[Date Prev][Date Next][Thread Prev][Thread Next][Date index][Thread index]

st: RE: -ciplot- and multiple by options

From   "Nick Cox" <>
To   <>
Subject   st: RE: -ciplot- and multiple by options
Date   Mon, 8 Oct 2007 19:48:25 +0100

The Statalist FAQ advises, as good practice, saying where
non-official commands come from. -ciplot- is a user-written
command on SSC. 

The help for -ciplot- starts like this: 

Plots of confidence intervals 

        ciplot varlist [if exp] [in range] [weight] [, by(byvar)
                 missing ci_options [horizontal | vertical]
                 rcapopts(rcap_options) scatter_options]


    -ciplot- produces a display of means and confidence intervals.  Means
    are shown by point symbols and intervals by capped bars.  -ci- is
    used for the calculations.  -aweights- and -fweights- are allowed; see
    help on -weights-.


    -by()- defines a grouping variable, which is treated as categorical,
        not measured.


    scatter_options refers to options of graph twoway scatter.

and inside -ciplot- there is a standard -syntax- statement 

	syntax varlist(numeric) [if] [in] [aweight fweight]        ///
	[ , BY(varname) LEVel(integer $S_level) Poisson BINomial   ///
	Exposure(varname) EXAct Jeffreys Wilson Agresti Total      ///
	Total2(str asis) MISSing INCLusive                         ///
	YTItle(str) XTItle(str)                                    ///
	HORizontal VERTical RCAPopts(str asis) plot(str asis) * ]

As far as -ciplot- is concerned -by()- needs a varname (not varlist), 
as Sergiy reports. 

So why can he get away with specifying two -by()- options?

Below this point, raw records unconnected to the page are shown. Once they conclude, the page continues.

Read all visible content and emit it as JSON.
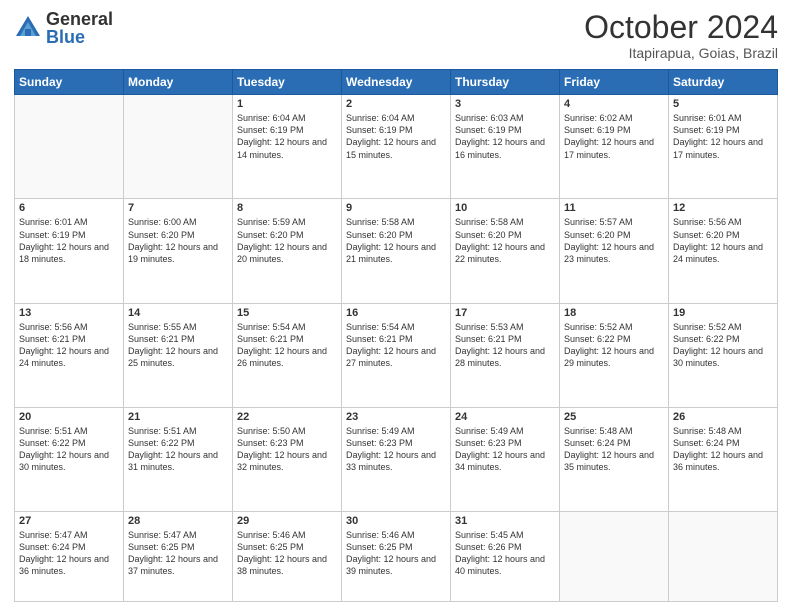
{
  "logo": {
    "general": "General",
    "blue": "Blue"
  },
  "title": "October 2024",
  "location": "Itapirapua, Goias, Brazil",
  "days_of_week": [
    "Sunday",
    "Monday",
    "Tuesday",
    "Wednesday",
    "Thursday",
    "Friday",
    "Saturday"
  ],
  "weeks": [
    [
      {
        "day": "",
        "info": ""
      },
      {
        "day": "",
        "info": ""
      },
      {
        "day": "1",
        "info": "Sunrise: 6:04 AM\nSunset: 6:19 PM\nDaylight: 12 hours and 14 minutes."
      },
      {
        "day": "2",
        "info": "Sunrise: 6:04 AM\nSunset: 6:19 PM\nDaylight: 12 hours and 15 minutes."
      },
      {
        "day": "3",
        "info": "Sunrise: 6:03 AM\nSunset: 6:19 PM\nDaylight: 12 hours and 16 minutes."
      },
      {
        "day": "4",
        "info": "Sunrise: 6:02 AM\nSunset: 6:19 PM\nDaylight: 12 hours and 17 minutes."
      },
      {
        "day": "5",
        "info": "Sunrise: 6:01 AM\nSunset: 6:19 PM\nDaylight: 12 hours and 17 minutes."
      }
    ],
    [
      {
        "day": "6",
        "info": "Sunrise: 6:01 AM\nSunset: 6:19 PM\nDaylight: 12 hours and 18 minutes."
      },
      {
        "day": "7",
        "info": "Sunrise: 6:00 AM\nSunset: 6:20 PM\nDaylight: 12 hours and 19 minutes."
      },
      {
        "day": "8",
        "info": "Sunrise: 5:59 AM\nSunset: 6:20 PM\nDaylight: 12 hours and 20 minutes."
      },
      {
        "day": "9",
        "info": "Sunrise: 5:58 AM\nSunset: 6:20 PM\nDaylight: 12 hours and 21 minutes."
      },
      {
        "day": "10",
        "info": "Sunrise: 5:58 AM\nSunset: 6:20 PM\nDaylight: 12 hours and 22 minutes."
      },
      {
        "day": "11",
        "info": "Sunrise: 5:57 AM\nSunset: 6:20 PM\nDaylight: 12 hours and 23 minutes."
      },
      {
        "day": "12",
        "info": "Sunrise: 5:56 AM\nSunset: 6:20 PM\nDaylight: 12 hours and 24 minutes."
      }
    ],
    [
      {
        "day": "13",
        "info": "Sunrise: 5:56 AM\nSunset: 6:21 PM\nDaylight: 12 hours and 24 minutes."
      },
      {
        "day": "14",
        "info": "Sunrise: 5:55 AM\nSunset: 6:21 PM\nDaylight: 12 hours and 25 minutes."
      },
      {
        "day": "15",
        "info": "Sunrise: 5:54 AM\nSunset: 6:21 PM\nDaylight: 12 hours and 26 minutes."
      },
      {
        "day": "16",
        "info": "Sunrise: 5:54 AM\nSunset: 6:21 PM\nDaylight: 12 hours and 27 minutes."
      },
      {
        "day": "17",
        "info": "Sunrise: 5:53 AM\nSunset: 6:21 PM\nDaylight: 12 hours and 28 minutes."
      },
      {
        "day": "18",
        "info": "Sunrise: 5:52 AM\nSunset: 6:22 PM\nDaylight: 12 hours and 29 minutes."
      },
      {
        "day": "19",
        "info": "Sunrise: 5:52 AM\nSunset: 6:22 PM\nDaylight: 12 hours and 30 minutes."
      }
    ],
    [
      {
        "day": "20",
        "info": "Sunrise: 5:51 AM\nSunset: 6:22 PM\nDaylight: 12 hours and 30 minutes."
      },
      {
        "day": "21",
        "info": "Sunrise: 5:51 AM\nSunset: 6:22 PM\nDaylight: 12 hours and 31 minutes."
      },
      {
        "day": "22",
        "info": "Sunrise: 5:50 AM\nSunset: 6:23 PM\nDaylight: 12 hours and 32 minutes."
      },
      {
        "day": "23",
        "info": "Sunrise: 5:49 AM\nSunset: 6:23 PM\nDaylight: 12 hours and 33 minutes."
      },
      {
        "day": "24",
        "info": "Sunrise: 5:49 AM\nSunset: 6:23 PM\nDaylight: 12 hours and 34 minutes."
      },
      {
        "day": "25",
        "info": "Sunrise: 5:48 AM\nSunset: 6:24 PM\nDaylight: 12 hours and 35 minutes."
      },
      {
        "day": "26",
        "info": "Sunrise: 5:48 AM\nSunset: 6:24 PM\nDaylight: 12 hours and 36 minutes."
      }
    ],
    [
      {
        "day": "27",
        "info": "Sunrise: 5:47 AM\nSunset: 6:24 PM\nDaylight: 12 hours and 36 minutes."
      },
      {
        "day": "28",
        "info": "Sunrise: 5:47 AM\nSunset: 6:25 PM\nDaylight: 12 hours and 37 minutes."
      },
      {
        "day": "29",
        "info": "Sunrise: 5:46 AM\nSunset: 6:25 PM\nDaylight: 12 hours and 38 minutes."
      },
      {
        "day": "30",
        "info": "Sunrise: 5:46 AM\nSunset: 6:25 PM\nDaylight: 12 hours and 39 minutes."
      },
      {
        "day": "31",
        "info": "Sunrise: 5:45 AM\nSunset: 6:26 PM\nDaylight: 12 hours and 40 minutes."
      },
      {
        "day": "",
        "info": ""
      },
      {
        "day": "",
        "info": ""
      }
    ]
  ]
}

It
is not in general illegal to specify an option twice, and as from 
Stata 8 much use is made of that in graphics. 

In this case, what happens with two -by()- options is that the 
first becomes the -by()- specified explicitly in the -syntax- and
the second gets smuggled past the border wrapped up in the 
wildcard *. 

-ciplot, by()- was intended to echo -ci, by()- when the latter
was part of -ci-'s standard syntax. (Now the overt syntax is 
to use -by ...: ci- but a -by()- option is still allowed.) 
This option never had a graphical role. 

As the help above implies, -ciplot- does two main things, 
fire up -ci- to get confidence intervals and then fire
up -graph- to plot them. If you go with the auto data 

ciplot price, by(rep78) by(foreign)

then -by(rep78)- is used in calculating 
confidence intervals and -by(foreign) is used
in plotting them. The results will look odd 
and in effect you will get a silly answer 
to a silly question. 

I don't feel especially inclined, however, to regard this as a 
bug, as any user doing this is trying something way 
beyond the documentation and should expect the 
possibility of strange consequences. There may be nested
categorical variables for which this is
an undocumented way of getting a reasonable graph. 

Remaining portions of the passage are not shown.